At his new salon, he is able to hire an assistant that helps with washing the customer’s hair before they get the hair cut. I was originally planning on asking him when I first visited him but kept in mind the Chinese culture of social respect so reframed form asking him when his assistant was there. When I went back home for the weekend, I made a short visit just to ask how much he was paying his assistant. Vincent explained that the assistant is more interested in learning the hair cutting trade than making money which is why he hired him in the first place. Technically, Vincent doesn’t need an assistant, he can wash the hair himself or not wash it at all if they don’t need it, however his assistant came to him and asked if he could simply work for minimum wage to shadow Vincent while he was styling people’s hair. Vincent agreed and is paying his assistant 12$. He started by paying him 8$ an hour because it was before they raised the minimum wage, however the assistant has done good work and Vincent has naturally raised his wage to 11$ in just a couple of month.

Achan, or Vincent Chan has not only survived the economic recession but has thrived and established a loyal customer base ranging from the southern ends of Orange Country to the northern tips of Los Angeles County.

Leisure Time

A good measure of how the economy is doing, or an economic indicator, is what people do in their free time. For this blog post I chose the topic of video games, specifically E3. E3 is one of the biggest video game conferences in the United States where huge companies like Microsoft, Nintendo and Sony make announcements about their new gaming systems.  In today’s economy, video games make money at a much quicker rate movies do. “Grant Theft Auto V, by Rockstar Games  make $800 million in its first 24 hours,” quoted by Anya Kamenetz, a blog post writer from Fast Company. Many people assume Hollywood is the biggest entertainment industry in terms of making money for California. However, video games are the silent winner that many people overlook.

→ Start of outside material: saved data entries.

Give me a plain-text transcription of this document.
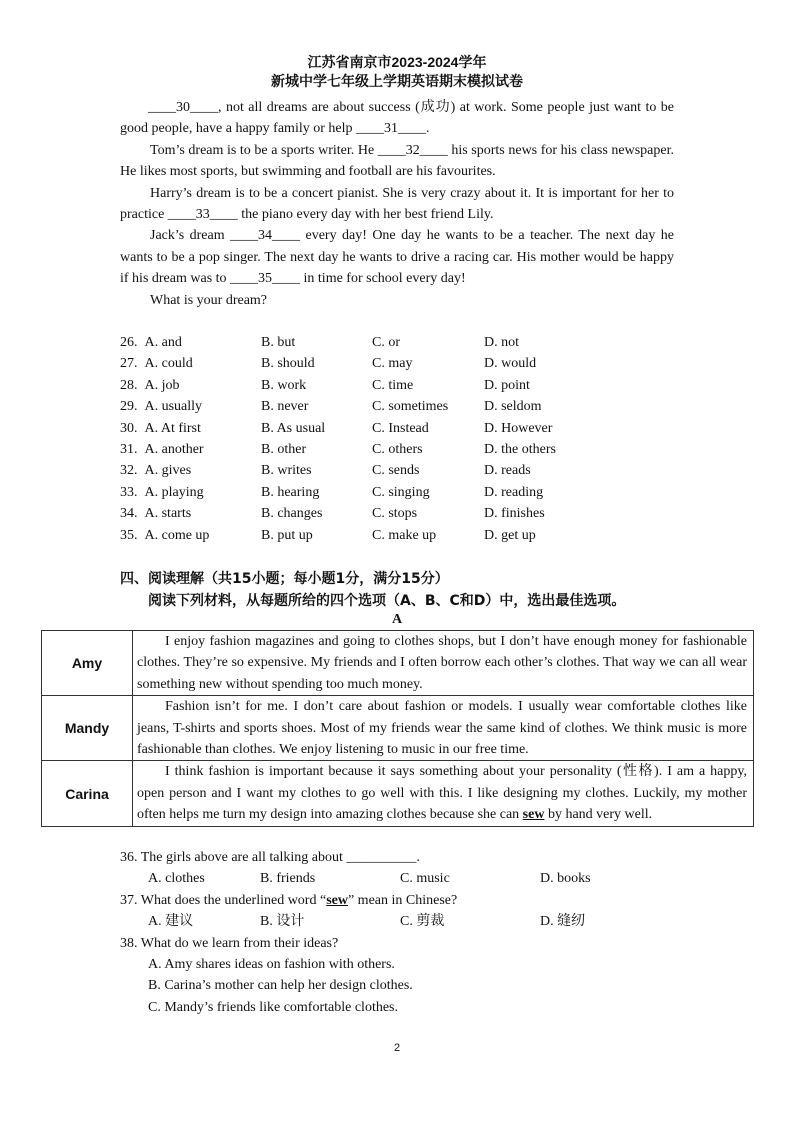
江苏省南京市2023-2024学年
新城中学七年级上学期英语期末模拟试卷

____30____, not all dreams are about success (成功) at work. Some people just want to be good people, have a happy family or help ____31____.

Tom’s dream is to be a sports writer. He ____32____ his sports news for his class newspaper. He likes most sports, but swimming and football are his favourites.

Harry’s dream is to be a concert pianist. She is very crazy about it. It is important for her to practice ____33____ the piano every day with her best friend Lily.

Jack’s dream ____34____ every day! One day he wants to be a teacher. The next day he wants to be a pop singer. The next day he wants to drive a racing car. His mother would be happy if his dream was to ____35____ in time for school every day!

What is your dream?

26. A. and	B. but	C. or	D. not
27. A. could	B. should	C. may	D. would
28. A. job	B. work	C. time	D. point
29. A. usually	B. never	C. sometimes	D. seldom
30. A. At first	B. As usual	C. Instead	D. However
31. A. another	B. other	C. others	D. the others
32. A. gives	B. writes	C. sends	D. reads
33. A. playing	B. hearing	C. singing	D. reading
34. A. starts	B. changes	C. stops	D. finishes
35. A. come up	B. put up	C. make up	D. get up
四、阅读理解（共15小题；每小题1分，满分15分）
阅读下列材料，从每题所给的四个选项（A、B、C和D）中，选出最佳选项。
A
Amy	I enjoy fashion magazines and going to clothes shops, but I don’t have enough money for fashionable clothes. They’re so expensive. My friends and I often borrow each other’s clothes. That way we can all wear something new without spending too much money.

Mandy	Fashion isn’t for me. I don’t care about fashion or models. I usually wear comfortable clothes like jeans, T-shirts and sports shoes. Most of my friends wear the same kind of clothes. We think music is more fashionable than clothes. We enjoy listening to music in our free time.

Carina	I think fashion is important because it says something about your personality (性格). I am a happy, open person and I want my clothes to go well with this. I like designing my clothes. Luckily, my mother often helps me turn my design into amazing clothes because she can sew by hand very well.

36. The girls above are all talking about __________.
A. clothes	B. friends	C. music	D. books
37. What does the underlined word “sew” mean in Chinese?
A. 建议	B. 设计	C. 剪裁	D. 缝纫
38. What do we learn from their ideas?
A. Amy shares ideas on fashion with others.
B. Carina’s mother can help her design clothes.
C. Mandy’s friends like comfortable clothes.
2
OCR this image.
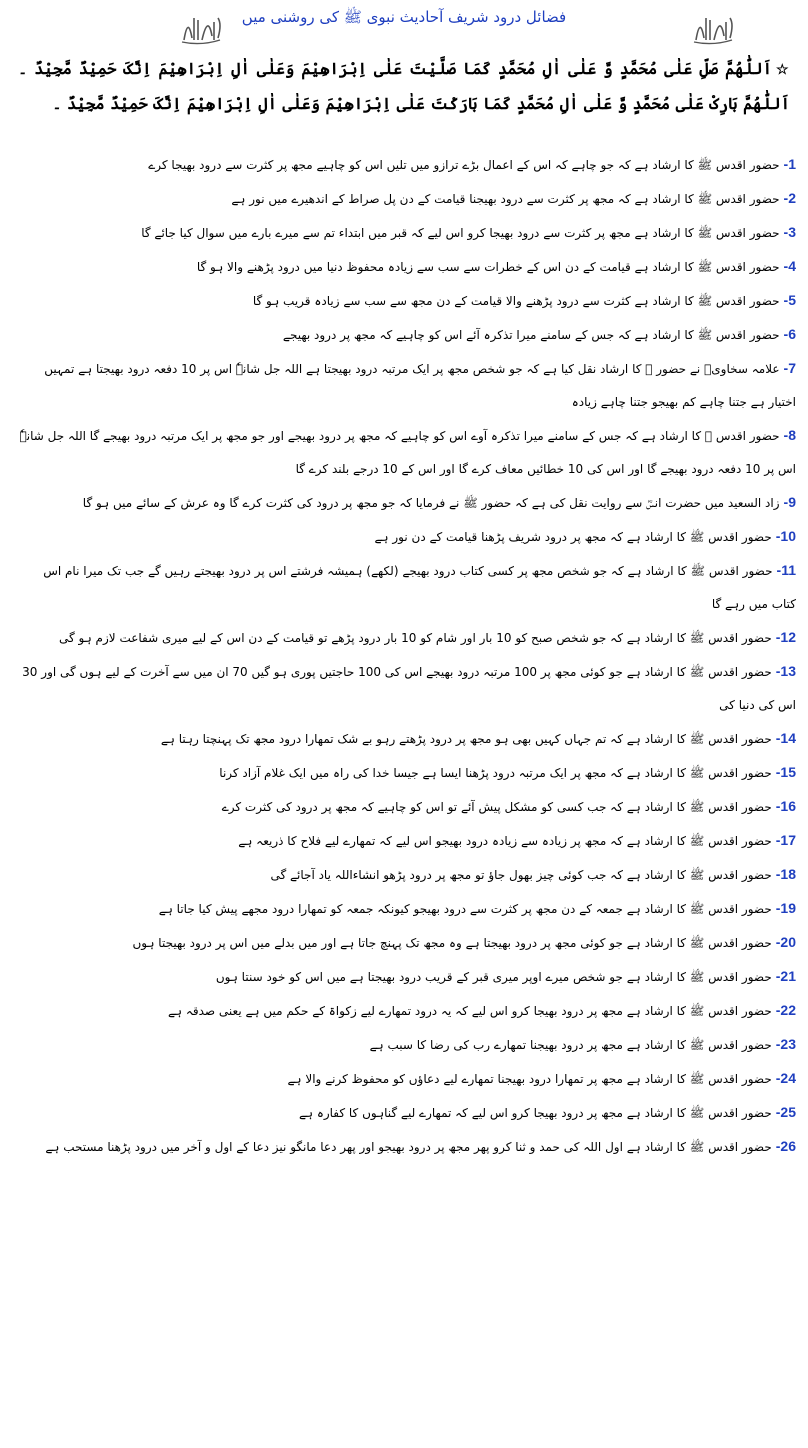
فضائل درود شریف آحادیث نبوی ﷺ کی روشنی میں
☆اَللّٰھُمَّ صَلِّ عَلٰی مُحَمَّدٍ وَّ عَلٰی اٰلِ مُحَمَّدٍ کَمَا صَلَّیْتَ عَلٰی اِبْرَاھِیْمَ وَعَلٰی اٰلِ اِبْرَاھِیْمَ اِنَّکَ حَمِیْدٌ مَّجِیْدٌ ۔ اَللّٰھُمَّ بَارِکْ عَلٰی مُحَمَّدٍ وَّ عَلٰی اٰلِ مُحَمَّدٍ کَمَا بَارَکْتَ عَلٰی اِبْرَاھِیْمَ وَعَلٰی اٰلِ اِبْرَاھِیْمَ اِنَّکَ حَمِیْدٌ مَّجِیْدٌ ۔
1-حضور اقدس ﷺ کا ارشاد ہے کہ جو چاہے کہ اس کے اعمال بڑے ترازو میں تلیں اس کو چاہیے مجھ پر کثرت سے درود بھیجا کرے
2-حضور اقدس ﷺ کا ارشاد ہے کہ مجھ پر کثرت سے درود بھیجنا قیامت کے دن پل صراط کے اندھیرے میں نور ہے
3-حضور اقدس ﷺ کا ارشاد ہے مجھ پر کثرت سے درود بھیجا کرو اس لیے کہ قبر میں ابتداء تم سے میرے بارے میں سوال کیا جائے گا
4-حضور اقدس ﷺ کا ارشاد ہے قیامت کے دن اس کے خطرات سے سب سے زیادہ محفوظ دنیا میں درود پڑھنے والا ہو گا
5-حضور اقدس ﷺ کا ارشاد ہے کثرت سے درود پڑھنے والا قیامت کے دن مجھ سے سب سے زیادہ قریب ہو گا
6-حضور اقدس ﷺ کا ارشاد ہے کہ جس کے سامنے میرا تذکرہ آئے اس کو چاہیے کہ مجھ پر درود بھیجے
7-علامہ سخاویؒ نے حضور ﷺ کا ارشاد نقل کیا ہے کہ جو شخص مجھ پر ایک مرتبہ درود بھیجتا ہے اللہ جل شانہٗ اس پر 10 دفعہ درود بھیجتا ہے تمہیں اختیار ہے جتنا چاہے کم بھیجو جتنا چاہے زیادہ
8-حضور اقدس ﷺ کا ارشاد ہے کہ جس کے سامنے میرا تذکرہ آوے اس کو چاہیے کہ مجھ پر درود بھیجے اور جو مجھ پر ایک مرتبہ درود بھیجے گا اللہ جل شانہٗ اس پر 10 دفعہ درود بھیجے گا اور اس کی 10 خطائیں معاف کرے گا اور اس کے 10 درجے بلند کرے گا
9-زاد السعید میں حضرت انسؓ سے روایت نقل کی ہے کہ حضور ﷺ نے فرمایا کہ جو مجھ پر درود کی کثرت کرے گا وہ عرش کے سائے میں ہو گا
10-حضور اقدس ﷺ کا ارشاد ہے کہ مجھ پر درود شریف پڑھنا قیامت کے دن نور ہے
11-حضور اقدس ﷺ کا ارشاد ہے کہ جو شخص مجھ پر کسی کتاب درود بھیجے (لکھے) ہمیشہ فرشتے اس پر درود بھیجتے رہیں گے جب تک میرا نام اس کتاب میں رہے گا
12-حضور اقدس ﷺ کا ارشاد ہے کہ جو شخص صبح کو 10 بار اور شام کو 10 بار درود پڑھے تو قیامت کے دن اس کے لیے میری شفاعت لازم ہو گی
13-حضور اقدس ﷺ کا ارشاد ہے جو کوئی مجھ پر 100 مرتبہ درود بھیجے اس کی 100 حاجتیں پوری ہو گیں 70 ان میں سے آخرت کے لیے ہوں گی اور 30 اس کی دنیا کی
14-حضور اقدس ﷺ کا ارشاد ہے کہ تم جہاں کہیں بھی ہو مجھ پر درود پڑھتے رہو بے شک تمھارا درود مجھ تک پہنچتا رہتا ہے
15-حضور اقدس ﷺ کا ارشاد ہے کہ مجھ پر ایک مرتبہ درود پڑھنا ایسا ہے جیسا خدا کی راہ میں ایک غلام آزاد کرنا
16-حضور اقدس ﷺ کا ارشاد ہے کہ جب کسی کو مشکل پیش آئے تو اس کو چاہیے کہ مجھ پر درود کی کثرت کرے
17-حضور اقدس ﷺ کا ارشاد ہے کہ مجھ پر زیادہ سے زیادہ درود بھیجو اس لیے کہ تمھارے لیے فلاح کا ذریعہ ہے
18-حضور اقدس ﷺ کا ارشاد ہے کہ جب کوئی چیز بھول جاؤ تو مجھ پر درود پڑھو انشاءاللہ یاد آجائے گی
19-حضور اقدس ﷺ کا ارشاد ہے جمعہ کے دن مجھ پر کثرت سے درود بھیجو کیونکہ جمعہ کو تمھارا درود مجھے پیش کیا جاتا ہے
20-حضور اقدس ﷺ کا ارشاد ہے جو کوئی مجھ پر درود بھیجتا ہے وہ مجھ تک پہنچ جاتا ہے اور میں بدلے میں اس پر درود بھیجتا ہوں
21-حضور اقدس ﷺ کا ارشاد ہے جو شخص میرے اوپر میری قبر کے قریب درود بھیجتا ہے میں اس کو خود سنتا ہوں
22-حضور اقدس ﷺ کا ارشاد ہے مجھ پر درود بھیجا کرو اس لیے کہ یہ درود تمھارے لیے زکواۃ کے حکم میں ہے یعنی صدقہ ہے
23-حضور اقدس ﷺ کا ارشاد ہے مجھ پر درود بھیجنا تمھارے رب کی رضا کا سبب ہے
24-حضور اقدس ﷺ کا ارشاد ہے مجھ پر تمھارا درود بھیجنا تمھارے لیے دعاؤں کو محفوظ کرنے والا ہے
25-حضور اقدس ﷺ کا ارشاد ہے مجھ پر درود بھیجا کرو اس لیے کہ تمھارے لیے گناہوں کا کفارہ ہے
26-حضور اقدس ﷺ کا ارشاد ہے اول اللہ کی حمد و ثنا کرو پھر مجھ پر درود بھیجو اور پھر دعا مانگو نیز دعا کے اول و آخر میں درود پڑھنا مستحب ہے
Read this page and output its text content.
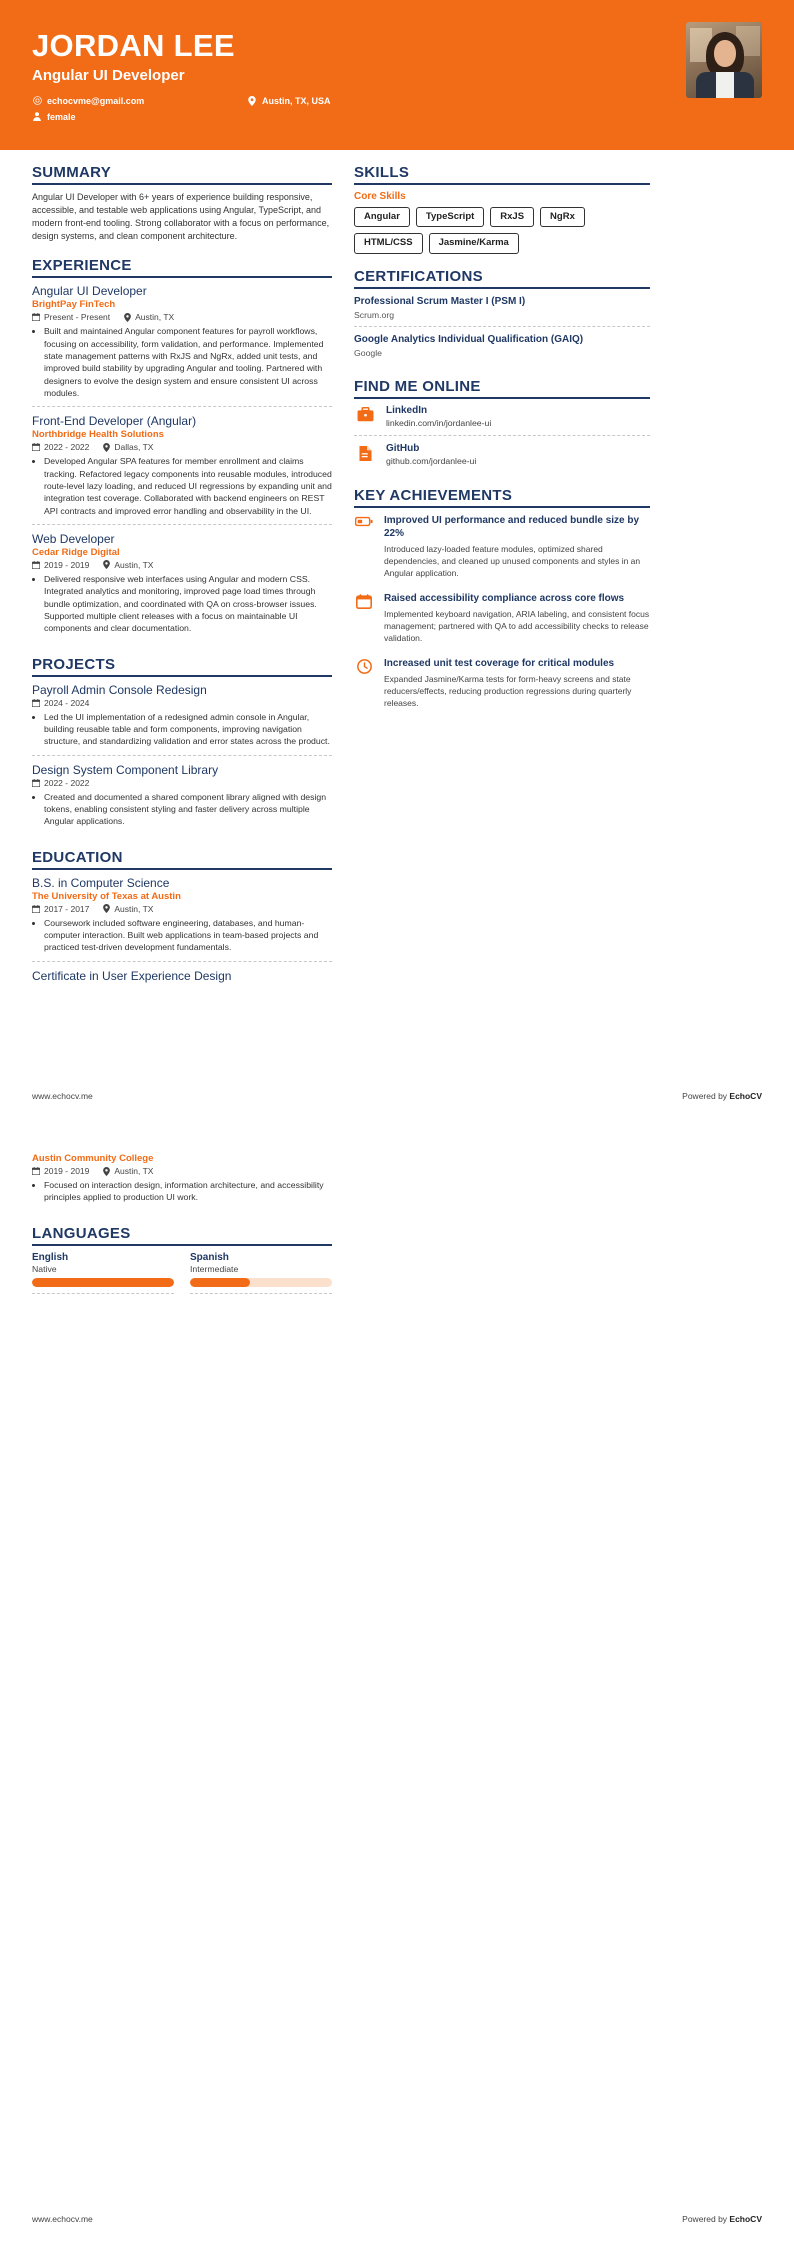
JORDAN LEE
Angular UI Developer
echocvme@gmail.com	Austin, TX, USA
female
SUMMARY

Angular UI Developer with 6+ years of experience building responsive, accessible, and testable web applications using Angular, TypeScript, and modern front-end tooling. Strong collaborator with a focus on performance, design systems, and clean component architecture.

EXPERIENCE
Angular UI Developer
BrightPay FinTech
Present - Present	Austin, TX
• Built and maintained Angular component features for payroll workflows, focusing on accessibility, form validation, and performance. Implemented state management patterns with RxJS and NgRx, added unit tests, and improved build stability by upgrading Angular and tooling. Partnered with designers to evolve the design system and ensure consistent UI across modules.
Front-End Developer (Angular)
Northbridge Health Solutions
2022 - 2022	Dallas, TX
• Developed Angular SPA features for member enrollment and claims tracking. Refactored legacy components into reusable modules, introduced route-level lazy loading, and reduced UI regressions by expanding unit and integration test coverage. Collaborated with backend engineers on REST API contracts and improved error handling and observability in the UI.
Web Developer
Cedar Ridge Digital
2019 - 2019	Austin, TX
• Delivered responsive web interfaces using Angular and modern CSS. Integrated analytics and monitoring, improved page load times through bundle optimization, and coordinated with QA on cross-browser issues. Supported multiple client releases with a focus on maintainable UI components and clear documentation.
PROJECTS
Payroll Admin Console Redesign
2024 - 2024
• Led the UI implementation of a redesigned admin console in Angular, building reusable table and form components, improving navigation structure, and standardizing validation and error states across the product.
Design System Component Library
2022 - 2022
• Created and documented a shared component library aligned with design tokens, enabling consistent styling and faster delivery across multiple Angular applications.
EDUCATION
B.S. in Computer Science
The University of Texas at Austin
2017 - 2017	Austin, TX
• Coursework included software engineering, databases, and human-computer interaction. Built web applications in team-based projects and practiced test-driven development fundamentals.
Certificate in User Experience Design
SKILLS
Core Skills
Angular	TypeScript	RxJS	NgRx
HTML/CSS	Jasmine/Karma
CERTIFICATIONS
Professional Scrum Master I (PSM I)
Scrum.org
Google Analytics Individual Qualification (GAIQ)
Google
FIND ME ONLINE
LinkedIn
linkedin.com/in/jordanlee-ui
GitHub
github.com/jordanlee-ui
KEY ACHIEVEMENTS
Improved UI performance and reduced bundle size by 22%
Introduced lazy-loaded feature modules, optimized shared dependencies, and cleaned up unused components and styles in an Angular application.
Raised accessibility compliance across core flows
Implemented keyboard navigation, ARIA labeling, and consistent focus management; partnered with QA to add accessibility checks to release validation.
Increased unit test coverage for critical modules
Expanded Jasmine/Karma tests for form-heavy screens and state reducers/effects, reducing production regressions during quarterly releases.
www.echocv.me	Powered by EchoCV
Austin Community College
2019 - 2019	Austin, TX
• Focused on interaction design, information architecture, and accessibility principles applied to production UI work.
LANGUAGES
English
Native
Spanish
Intermediate
www.echocv.me	Powered by EchoCV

In 2012, Activision, the major video game company that created Call of Duty: Black Ops 2, revealed that it had hit $1 billion dollars in sales in just 15 days. The top grossing movie of all time, “Avatar, took two days longer to earn the same amount” (Kamenetz).

Screen Shot 2014-09-07 at 12.08.08 PM

This graph shows the sales of video games from 2012 compared to the 2013. Looking closely one can see that at their peaks in December, sales from 2012 to 2013 have grown from $3.21 billion to $3.28 billion. Holiday season is the time when children know they can ask for the biggest present from the parents, so naturally the sales of video games in December greatly exceed the sale of video games any other time. If you look again at the graph, the points in the year of 2013 are slightly higher than the points from 2012, a clear economic indicator that the U.S. economy is steadily growing.

A convention that happens every year in the heart of Los Angeles is E3, home to one of the biggest video game, tech, and gadget shows. Polygon, one of the leading American websites online that informs its viewers about video game’s news, culture, and reviews, reported that some 48,000 people attended E3 this year, that’s 1.5% more people within the Los Angeles Conference Center than there was last year, a clear economic indicator that Los Angeles is not doing too bad for itself. Measuring an increase in video game purchases from year to year could be a good economic indicator; however having individuals wait hours in line just to go to a convention to hear when exactly the video games will come out e should reveal that the economy is doing well enough for individuals to sacrifice work time to attend this event.


More simply, people not only have the free time to play video games, but they also have the free time to spend money on tickets to the event. If the economy was not doing so well, individuals  Video gaming is one of the biggest chunks of entertainment-related sales, so naturally using it as an economic indicate whether our economy is progressing or regressing.